Sometimes the care home where he lives lets him use its minibus, paid for partly by part of Joe’s and other residents’ DLA. When the bus isn’t available, Joe may get a taxi, but he’s also confident enough to use public transport.
Deaf and blind, Joe does have some hearing but some of his friends are both totally blind and profoundly deaf, and going on public transport without someone to accompany them is a pretty tough challenge.
You’d have thought that if anyone was entitled to a benefit meant to help people preserve some independence by funding their own travel, it would be Joe and his friends. And yet the Government has decided to withdraw the payment of the mobility component of DLA for people in residential care, to bring them in line with people in hospital who don’t receive it.
We’re still waiting for more details of welfare reform but the thrust was clear in George Osborne’s Comprehensive Spending Review speech.

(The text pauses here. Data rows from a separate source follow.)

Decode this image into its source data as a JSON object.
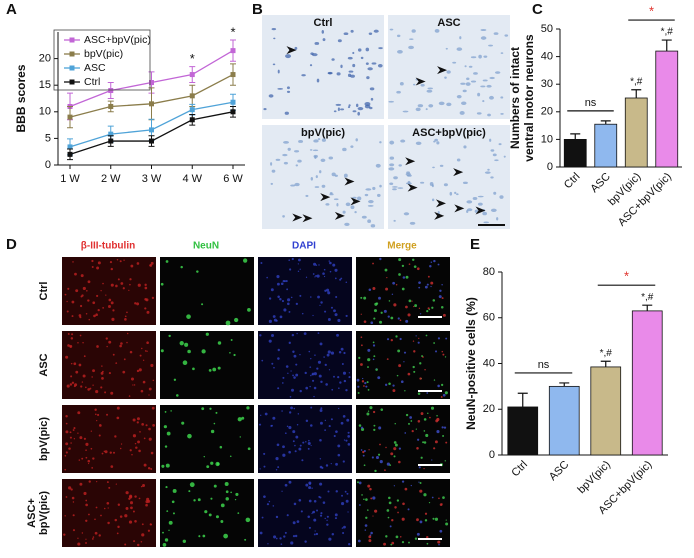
{
  "panel_labels": [
    "A",
    "B",
    "C",
    "D",
    "E"
  ],
  "chart_data": [
    {
      "type": "line",
      "ylabel": "BBB scores",
      "categories": [
        "1 W",
        "2 W",
        "3 W",
        "4 W",
        "6 W"
      ],
      "ylim": [
        0,
        25
      ],
      "yticks": [
        0,
        5,
        10,
        15,
        20
      ],
      "legend": "upper left",
      "series": [
        {
          "name": "ASC+bpV(pic)",
          "color": "#c266d6",
          "values": [
            11,
            14,
            15.5,
            17,
            21.5
          ],
          "errors": [
            2.5,
            1.5,
            2,
            1.5,
            2
          ]
        },
        {
          "name": "bpV(pic)",
          "color": "#8b7d4b",
          "values": [
            9,
            11,
            11.5,
            13,
            17
          ],
          "errors": [
            2,
            1,
            3,
            2,
            2
          ]
        },
        {
          "name": "ASC",
          "color": "#4fa3d8",
          "values": [
            3.4,
            5.8,
            6.6,
            10.4,
            11.8
          ],
          "errors": [
            1.5,
            1.5,
            2,
            1,
            1.5
          ]
        },
        {
          "name": "Ctrl",
          "color": "#111111",
          "values": [
            2,
            4.5,
            4.5,
            8.5,
            10
          ],
          "errors": [
            1,
            1,
            1,
            1,
            1
          ]
        }
      ],
      "annotations": [
        "*",
        "*"
      ]
    },
    {
      "type": "bar",
      "ylabel": [
        "Numbers of intact",
        "ventral motor neurons"
      ],
      "categories": [
        "Ctrl",
        "ASC",
        "bpV(pic)",
        "ASC+bpV(pic)"
      ],
      "values": [
        10,
        15.5,
        25,
        42
      ],
      "errors": [
        2,
        1.2,
        3,
        4
      ],
      "colors": [
        "#111111",
        "#8fb8ee",
        "#c8b98a",
        "#e98ae9"
      ],
      "ylim": [
        0,
        50
      ],
      "yticks": [
        0,
        10,
        20,
        30,
        40,
        50
      ],
      "annotations": [
        "ns",
        "*",
        "*,#",
        "*,#"
      ]
    },
    {
      "type": "bar",
      "ylabel": [
        "NeuN-positive cells (%)"
      ],
      "categories": [
        "Ctrl",
        "ASC",
        "bpV(pic)",
        "ASC+bpV(pic)"
      ],
      "values": [
        21,
        30,
        38.5,
        63
      ],
      "errors": [
        6,
        1.5,
        2.5,
        2.5
      ],
      "colors": [
        "#111111",
        "#8fb8ee",
        "#c8b98a",
        "#e98ae9"
      ],
      "ylim": [
        0,
        80
      ],
      "yticks": [
        0,
        20,
        40,
        60,
        80
      ],
      "annotations": [
        "ns",
        "*",
        "*,#",
        "*,#"
      ]
    }
  ],
  "panel_b": {
    "labels": [
      "Ctrl",
      "ASC",
      "bpV(pic)",
      "ASC+bpV(pic)"
    ]
  },
  "panel_d": {
    "columns": [
      "β-III-tubulin",
      "NeuN",
      "DAPI",
      "Merge"
    ],
    "rows": [
      [
        "Ctrl"
      ],
      [
        "ASC"
      ],
      [
        "bpV(pic)"
      ],
      [
        "ASC+",
        "bpV(pic)"
      ]
    ]
  }
}
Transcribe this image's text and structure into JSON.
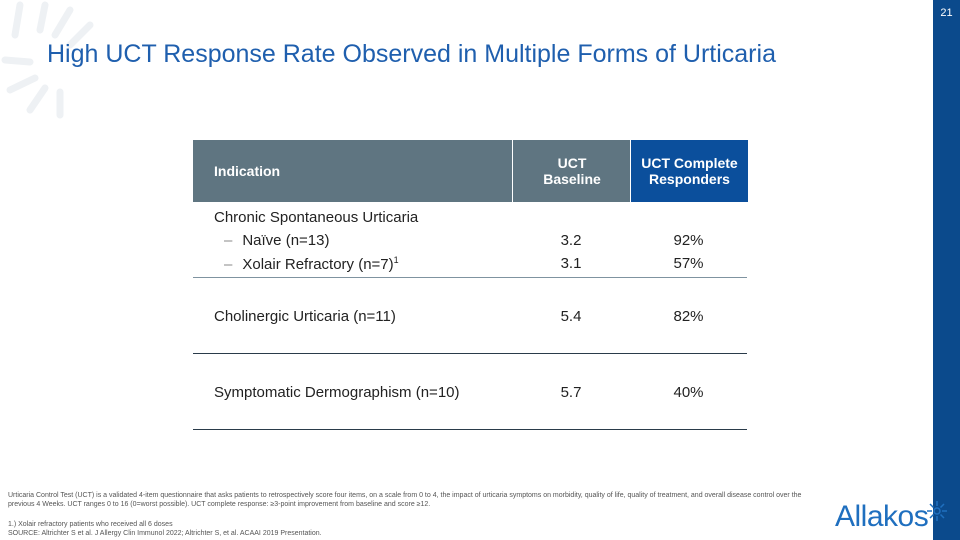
{
  "slide_number": "21",
  "title": "High UCT Response Rate Observed in Multiple Forms of Urticaria",
  "table": {
    "header": [
      "Indication",
      "UCT Baseline",
      "UCT Complete Responders"
    ],
    "groups": [
      {
        "label": "Chronic Spontaneous Urticaria",
        "rows": [
          {
            "label": "Naïve (n=13)",
            "baseline": "3.2",
            "responders": "92%"
          },
          {
            "label": "Xolair Refractory (n=7)",
            "footnote": "1",
            "baseline": "3.1",
            "responders": "57%"
          }
        ]
      },
      {
        "label": "Cholinergic Urticaria (n=11)",
        "baseline": "5.4",
        "responders": "82%"
      },
      {
        "label": "Symptomatic Dermographism (n=10)",
        "baseline": "5.7",
        "responders": "40%"
      }
    ]
  },
  "footnotes": [
    "Urticaria Control Test (UCT) is a validated 4-item questionnaire that asks patients to retrospectively score four items, on a scale from 0 to 4, the impact of urticaria symptoms on morbidity, quality of life, quality of treatment, and overall disease control over the previous 4 Weeks. UCT ranges 0 to 16 (0=worst possible).  UCT complete response: ≥3-point improvement from baseline and score ≥12.",
    "1.) Xolair refractory patients who received all 6 doses",
    "SOURCE: Altrichter S et al. J Allergy Clin Immunol 2022; Altrichter S, et al. ACAAI 2019 Presentation."
  ],
  "logo": "Allakos"
}
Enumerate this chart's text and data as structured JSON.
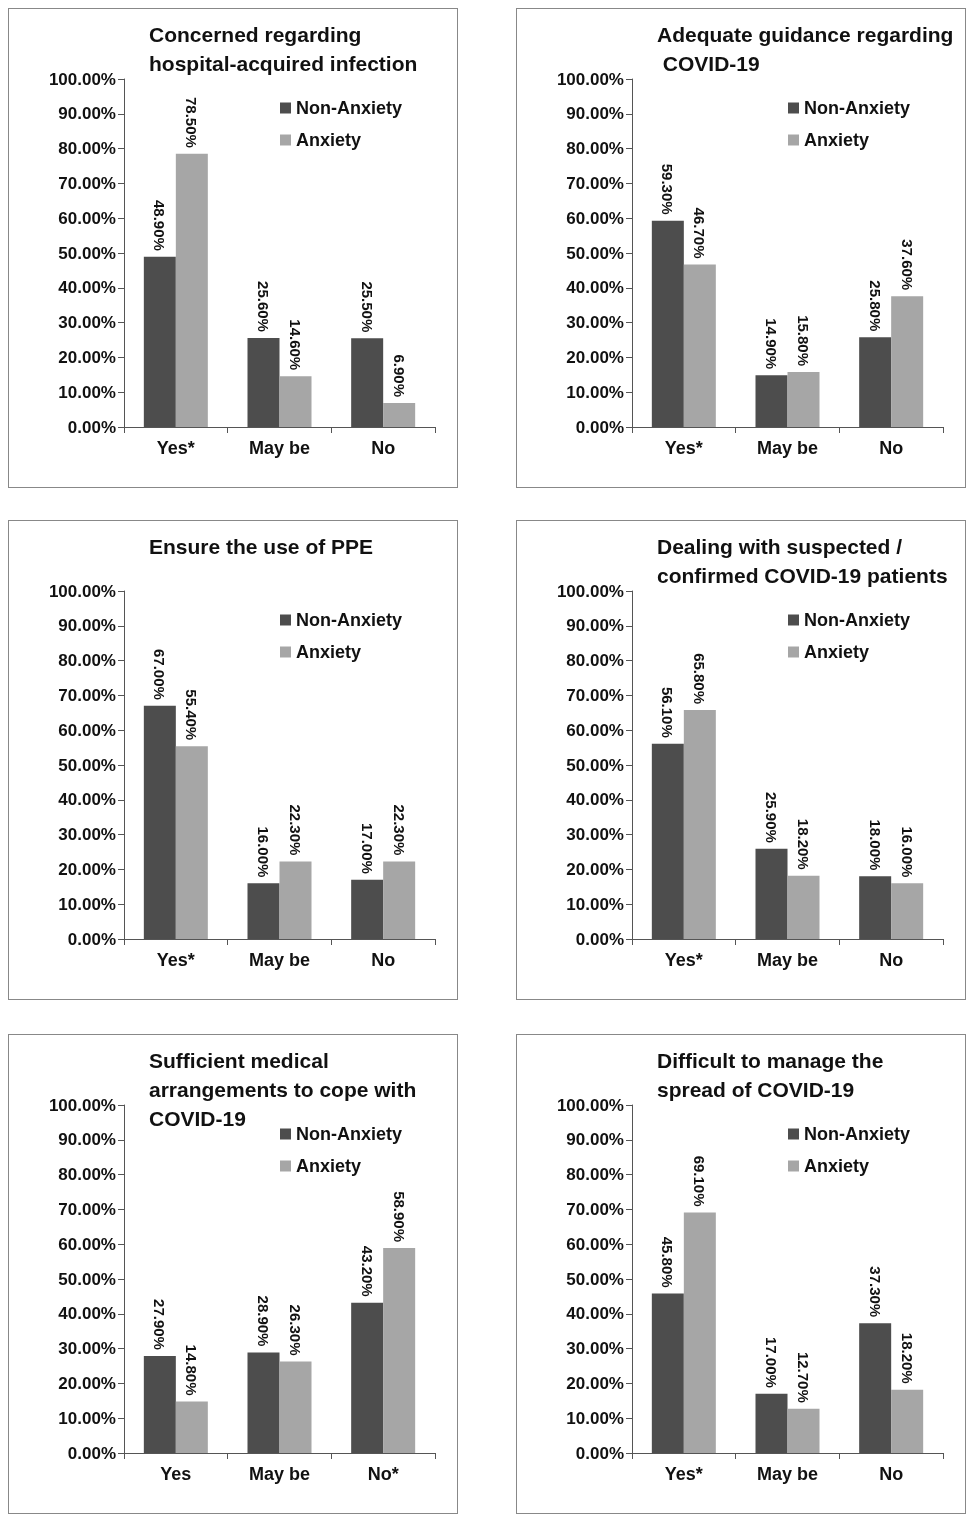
{
  "chart_data": [
    {
      "type": "bar",
      "title": "Concerned regarding hospital-acquired infection",
      "categories": [
        "Yes*",
        "May be",
        "No"
      ],
      "series": [
        {
          "name": "Non-Anxiety",
          "color": "#4d4d4d",
          "values": [
            48.9,
            25.6,
            25.5
          ],
          "value_labels": [
            "48.90%",
            "25.60%",
            "25.50%"
          ]
        },
        {
          "name": "Anxiety",
          "color": "#a6a6a6",
          "values": [
            78.5,
            14.6,
            6.9
          ],
          "value_labels": [
            "78.50%",
            "14.60%",
            "6.90%"
          ]
        }
      ],
      "ylim": [
        0,
        100
      ],
      "yticks": [
        {
          "value": 0,
          "label": "0.00%"
        },
        {
          "value": 10,
          "label": "10.00%"
        },
        {
          "value": 20,
          "label": "20.00%"
        },
        {
          "value": 30,
          "label": "30.00%"
        },
        {
          "value": 40,
          "label": "40.00%"
        },
        {
          "value": 50,
          "label": "50.00%"
        },
        {
          "value": 60,
          "label": "60.00%"
        },
        {
          "value": 70,
          "label": "70.00%"
        },
        {
          "value": 80,
          "label": "80.00%"
        },
        {
          "value": 90,
          "label": "90.00%"
        },
        {
          "value": 100,
          "label": "100.00%"
        }
      ],
      "grid": false,
      "legend": "top right"
    },
    {
      "type": "bar",
      "title": "Adequate guidance regarding COVID-19",
      "categories": [
        "Yes*",
        "May be",
        "No"
      ],
      "series": [
        {
          "name": "Non-Anxiety",
          "color": "#4d4d4d",
          "values": [
            59.3,
            14.9,
            25.8
          ],
          "value_labels": [
            "59.30%",
            "14.90%",
            "25.80%"
          ]
        },
        {
          "name": "Anxiety",
          "color": "#a6a6a6",
          "values": [
            46.7,
            15.8,
            37.6
          ],
          "value_labels": [
            "46.70%",
            "15.80%",
            "37.60%"
          ]
        }
      ],
      "ylim": [
        0,
        100
      ],
      "yticks": [
        {
          "value": 0,
          "label": "0.00%"
        },
        {
          "value": 10,
          "label": "10.00%"
        },
        {
          "value": 20,
          "label": "20.00%"
        },
        {
          "value": 30,
          "label": "30.00%"
        },
        {
          "value": 40,
          "label": "40.00%"
        },
        {
          "value": 50,
          "label": "50.00%"
        },
        {
          "value": 60,
          "label": "60.00%"
        },
        {
          "value": 70,
          "label": "70.00%"
        },
        {
          "value": 80,
          "label": "80.00%"
        },
        {
          "value": 90,
          "label": "90.00%"
        },
        {
          "value": 100,
          "label": "100.00%"
        }
      ],
      "grid": false,
      "legend": "top right"
    },
    {
      "type": "bar",
      "title": "Ensure the use of PPE",
      "categories": [
        "Yes*",
        "May be",
        "No"
      ],
      "series": [
        {
          "name": "Non-Anxiety",
          "color": "#4d4d4d",
          "values": [
            67.0,
            16.0,
            17.0
          ],
          "value_labels": [
            "67.00%",
            "16.00%",
            "17.00%"
          ]
        },
        {
          "name": "Anxiety",
          "color": "#a6a6a6",
          "values": [
            55.4,
            22.3,
            22.3
          ],
          "value_labels": [
            "55.40%",
            "22.30%",
            "22.30%"
          ]
        }
      ],
      "ylim": [
        0,
        100
      ],
      "yticks": [
        {
          "value": 0,
          "label": "0.00%"
        },
        {
          "value": 10,
          "label": "10.00%"
        },
        {
          "value": 20,
          "label": "20.00%"
        },
        {
          "value": 30,
          "label": "30.00%"
        },
        {
          "value": 40,
          "label": "40.00%"
        },
        {
          "value": 50,
          "label": "50.00%"
        },
        {
          "value": 60,
          "label": "60.00%"
        },
        {
          "value": 70,
          "label": "70.00%"
        },
        {
          "value": 80,
          "label": "80.00%"
        },
        {
          "value": 90,
          "label": "90.00%"
        },
        {
          "value": 100,
          "label": "100.00%"
        }
      ],
      "grid": false,
      "legend": "top right"
    },
    {
      "type": "bar",
      "title": "Dealing with suspected /confirmed COVID-19 patients",
      "categories": [
        "Yes*",
        "May be",
        "No"
      ],
      "series": [
        {
          "name": "Non-Anxiety",
          "color": "#4d4d4d",
          "values": [
            56.1,
            25.9,
            18.0
          ],
          "value_labels": [
            "56.10%",
            "25.90%",
            "18.00%"
          ]
        },
        {
          "name": "Anxiety",
          "color": "#a6a6a6",
          "values": [
            65.8,
            18.2,
            16.0
          ],
          "value_labels": [
            "65.80%",
            "18.20%",
            "16.00%"
          ]
        }
      ],
      "ylim": [
        0,
        100
      ],
      "yticks": [
        {
          "value": 0,
          "label": "0.00%"
        },
        {
          "value": 10,
          "label": "10.00%"
        },
        {
          "value": 20,
          "label": "20.00%"
        },
        {
          "value": 30,
          "label": "30.00%"
        },
        {
          "value": 40,
          "label": "40.00%"
        },
        {
          "value": 50,
          "label": "50.00%"
        },
        {
          "value": 60,
          "label": "60.00%"
        },
        {
          "value": 70,
          "label": "70.00%"
        },
        {
          "value": 80,
          "label": "80.00%"
        },
        {
          "value": 90,
          "label": "90.00%"
        },
        {
          "value": 100,
          "label": "100.00%"
        }
      ],
      "grid": false,
      "legend": "top right"
    },
    {
      "type": "bar",
      "title": "Sufficient medical arrangements to cope with COVID-19",
      "categories": [
        "Yes",
        "May be",
        "No*"
      ],
      "series": [
        {
          "name": "Non-Anxiety",
          "color": "#4d4d4d",
          "values": [
            27.9,
            28.9,
            43.2
          ],
          "value_labels": [
            "27.90%",
            "28.90%",
            "43.20%"
          ]
        },
        {
          "name": "Anxiety",
          "color": "#a6a6a6",
          "values": [
            14.8,
            26.3,
            58.9
          ],
          "value_labels": [
            "14.80%",
            "26.30%",
            "58.90%"
          ]
        }
      ],
      "ylim": [
        0,
        100
      ],
      "yticks": [
        {
          "value": 0,
          "label": "0.00%"
        },
        {
          "value": 10,
          "label": "10.00%"
        },
        {
          "value": 20,
          "label": "20.00%"
        },
        {
          "value": 30,
          "label": "30.00%"
        },
        {
          "value": 40,
          "label": "40.00%"
        },
        {
          "value": 50,
          "label": "50.00%"
        },
        {
          "value": 60,
          "label": "60.00%"
        },
        {
          "value": 70,
          "label": "70.00%"
        },
        {
          "value": 80,
          "label": "80.00%"
        },
        {
          "value": 90,
          "label": "90.00%"
        },
        {
          "value": 100,
          "label": "100.00%"
        }
      ],
      "grid": false,
      "legend": "top right"
    },
    {
      "type": "bar",
      "title": "Difficult to manage the spread of COVID-19",
      "categories": [
        "Yes*",
        "May be",
        "No"
      ],
      "series": [
        {
          "name": "Non-Anxiety",
          "color": "#4d4d4d",
          "values": [
            45.8,
            17.0,
            37.3
          ],
          "value_labels": [
            "45.80%",
            "17.00%",
            "37.30%"
          ]
        },
        {
          "name": "Anxiety",
          "color": "#a6a6a6",
          "values": [
            69.1,
            12.7,
            18.2
          ],
          "value_labels": [
            "69.10%",
            "12.70%",
            "18.20%"
          ]
        }
      ],
      "ylim": [
        0,
        100
      ],
      "yticks": [
        {
          "value": 0,
          "label": "0.00%"
        },
        {
          "value": 10,
          "label": "10.00%"
        },
        {
          "value": 20,
          "label": "20.00%"
        },
        {
          "value": 30,
          "label": "30.00%"
        },
        {
          "value": 40,
          "label": "40.00%"
        },
        {
          "value": 50,
          "label": "50.00%"
        },
        {
          "value": 60,
          "label": "60.00%"
        },
        {
          "value": 70,
          "label": "70.00%"
        },
        {
          "value": 80,
          "label": "80.00%"
        },
        {
          "value": 90,
          "label": "90.00%"
        },
        {
          "value": 100,
          "label": "100.00%"
        }
      ],
      "grid": false,
      "legend": "top right"
    }
  ]
}
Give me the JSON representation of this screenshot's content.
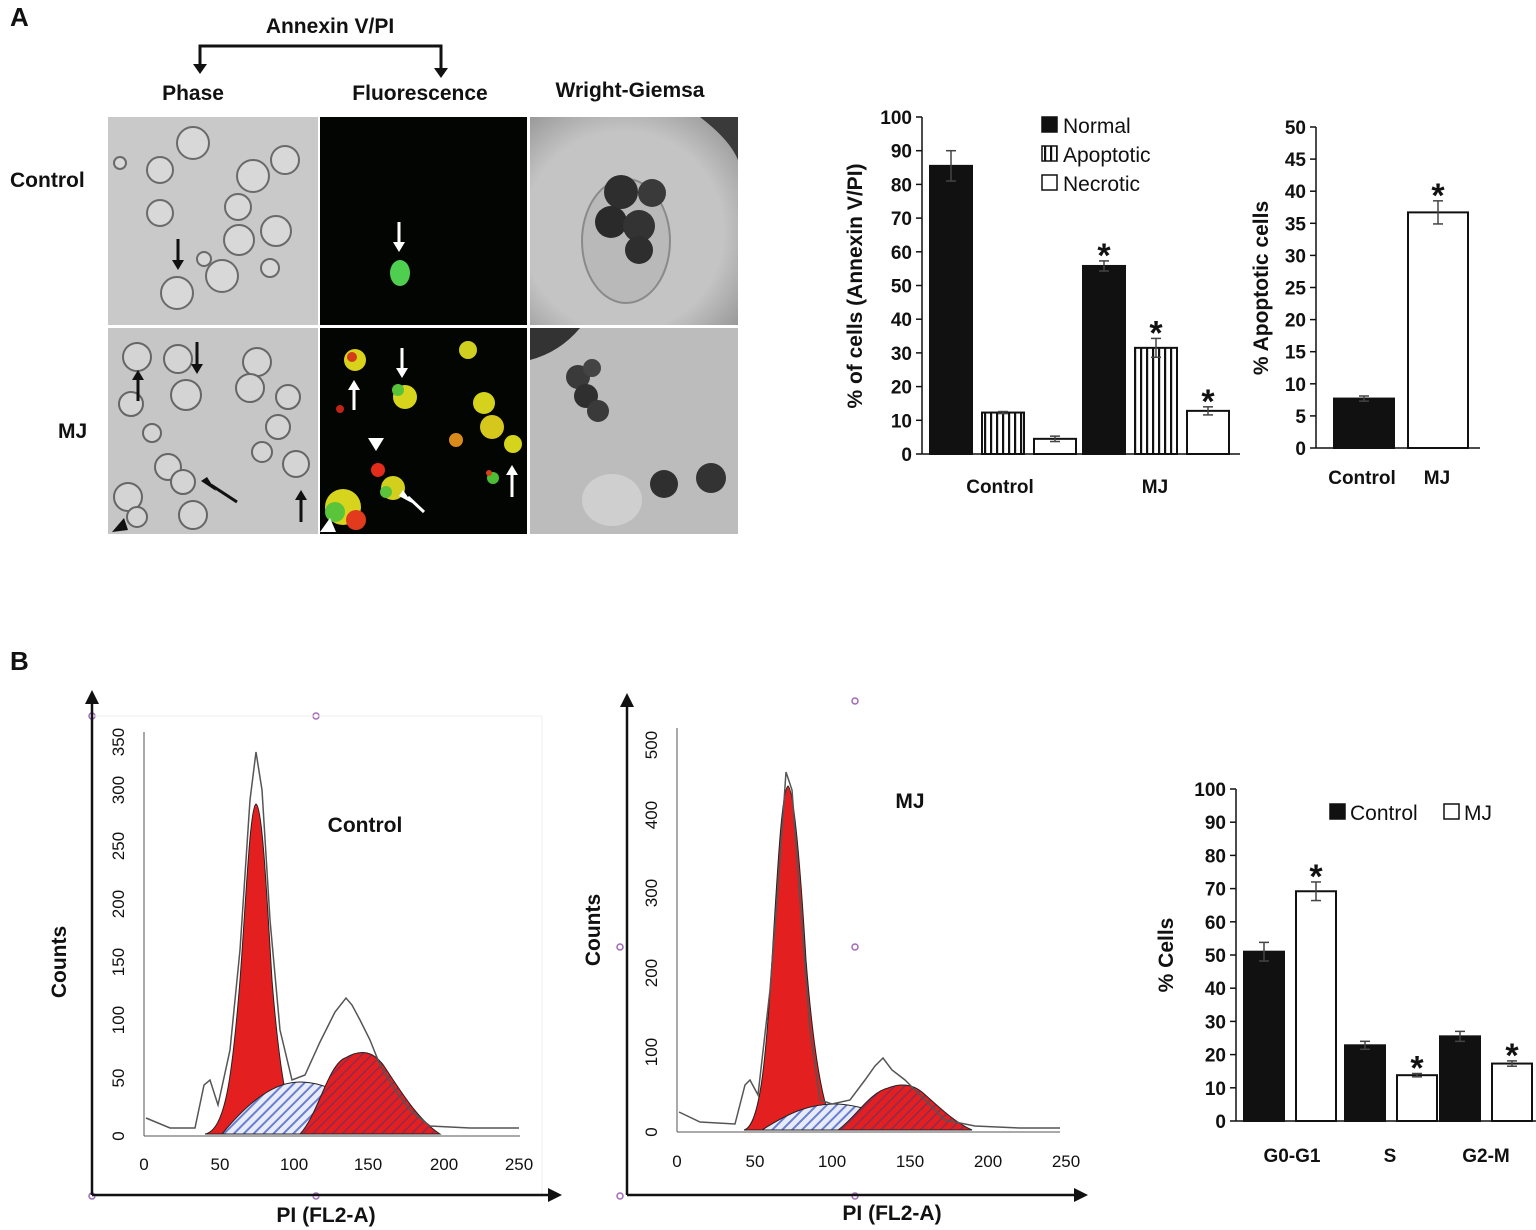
{
  "panel_A": {
    "label": "A",
    "annexin_header": "Annexin V/PI",
    "col_phase": "Phase",
    "col_fluorescence": "Fluorescence",
    "col_wright": "Wright-Giemsa",
    "row_control": "Control",
    "row_mj": "MJ"
  },
  "panel_B": {
    "label": "B",
    "hist_control_title": "Control",
    "hist_mj_title": "MJ",
    "hist_ylabel": "Counts",
    "hist_xlabel": "PI (FL2-A)",
    "hist_control_yticks": [
      "0",
      "50",
      "100",
      "150",
      "200",
      "250",
      "300",
      "350"
    ],
    "hist_mj_yticks": [
      "0",
      "100",
      "200",
      "300",
      "400",
      "500"
    ],
    "hist_xticks": [
      "0",
      "50",
      "100",
      "150",
      "200",
      "250"
    ]
  },
  "colors": {
    "black_bar": "#111111",
    "white_bar": "#ffffff",
    "red_fill": "#e31f1f",
    "hatch": "#6b7fd0",
    "micrograph_gray": "#c8c8c8",
    "fluor_bg": "#030503"
  },
  "chart_data": [
    {
      "id": "annexin",
      "type": "bar",
      "title": "",
      "xlabel": "",
      "ylabel": "% of cells (Annexin V/PI)",
      "categories": [
        "Control",
        "MJ"
      ],
      "series": [
        {
          "name": "Normal",
          "values": [
            85.5,
            55.8
          ],
          "errors": [
            4.5,
            1.5
          ],
          "sig": [
            false,
            true
          ]
        },
        {
          "name": "Apoptotic",
          "values": [
            12.3,
            31.5
          ],
          "errors": [
            0.3,
            2.8
          ],
          "sig": [
            false,
            true
          ]
        },
        {
          "name": "Necrotic",
          "values": [
            4.5,
            12.8
          ],
          "errors": [
            0.8,
            1.2
          ],
          "sig": [
            false,
            true
          ]
        }
      ],
      "ylim": [
        0,
        100
      ],
      "yticks": [
        "0",
        "10",
        "20",
        "30",
        "40",
        "50",
        "60",
        "70",
        "80",
        "90",
        "100"
      ],
      "legend": "top-right",
      "significance_marker": "*"
    },
    {
      "id": "apoptotic",
      "type": "bar",
      "title": "",
      "xlabel": "",
      "ylabel": "% Apoptotic cells",
      "categories": [
        "Control",
        "MJ"
      ],
      "values": [
        7.7,
        36.7
      ],
      "errors": [
        0.4,
        1.8
      ],
      "sig": [
        false,
        true
      ],
      "ylim": [
        0,
        50
      ],
      "yticks": [
        "0",
        "5",
        "10",
        "15",
        "20",
        "25",
        "30",
        "35",
        "40",
        "45",
        "50"
      ],
      "significance_marker": "*"
    },
    {
      "id": "cellcycle",
      "type": "bar",
      "title": "",
      "xlabel": "",
      "ylabel": "% Cells",
      "categories": [
        "G0-G1",
        "S",
        "G2-M"
      ],
      "series": [
        {
          "name": "Control",
          "values": [
            51.0,
            22.8,
            25.5
          ],
          "errors": [
            2.8,
            1.2,
            1.5
          ],
          "sig": [
            false,
            false,
            false
          ]
        },
        {
          "name": "MJ",
          "values": [
            69.2,
            13.8,
            17.3
          ],
          "errors": [
            2.8,
            0.5,
            0.8
          ],
          "sig": [
            true,
            true,
            true
          ]
        }
      ],
      "ylim": [
        0,
        100
      ],
      "yticks": [
        "0",
        "10",
        "20",
        "30",
        "40",
        "50",
        "60",
        "70",
        "80",
        "90",
        "100"
      ],
      "legend": "top",
      "significance_marker": "*"
    }
  ]
}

It’s an interesting move, putting care homes on a par with hospitals, because it suggests that all the talk of “independence” and “self-determination” will count for nothing in the current climate of scythe-swinging.
It may be a good moment to remind Messrs Osborne, Duncan-Smith, et al, that it was their party, under a Mrs Thatcher, that introduced the policy of community care, to try and get people out of institutions wherever possible.
When questioned on this, the Government says that “assessed care needs should be met by local authorities’ contracts with care homes”, and refers to the two billion they say they’re putting into social care. The problem is, this money isn’t ring-fenced; in any case, getting money to meet your “assessed needs” is a million miles from exercising control over your own money.
By making residential care equate to hospitals, the Government is implying that there’s been “double-accounting”: that they’ve been paying for people’s care twice. They seem oblivious to the fact that people like Joe are contributing part of their mobility allowance to residential homes to fund their travel needs. It’s hardly surprising, when people see these kind of decisions, that they ask where on earth we’re going. It feels like backwards!
Old English proverb: give a novice a scythe, and innocent bystanders like Joe Coffin beware!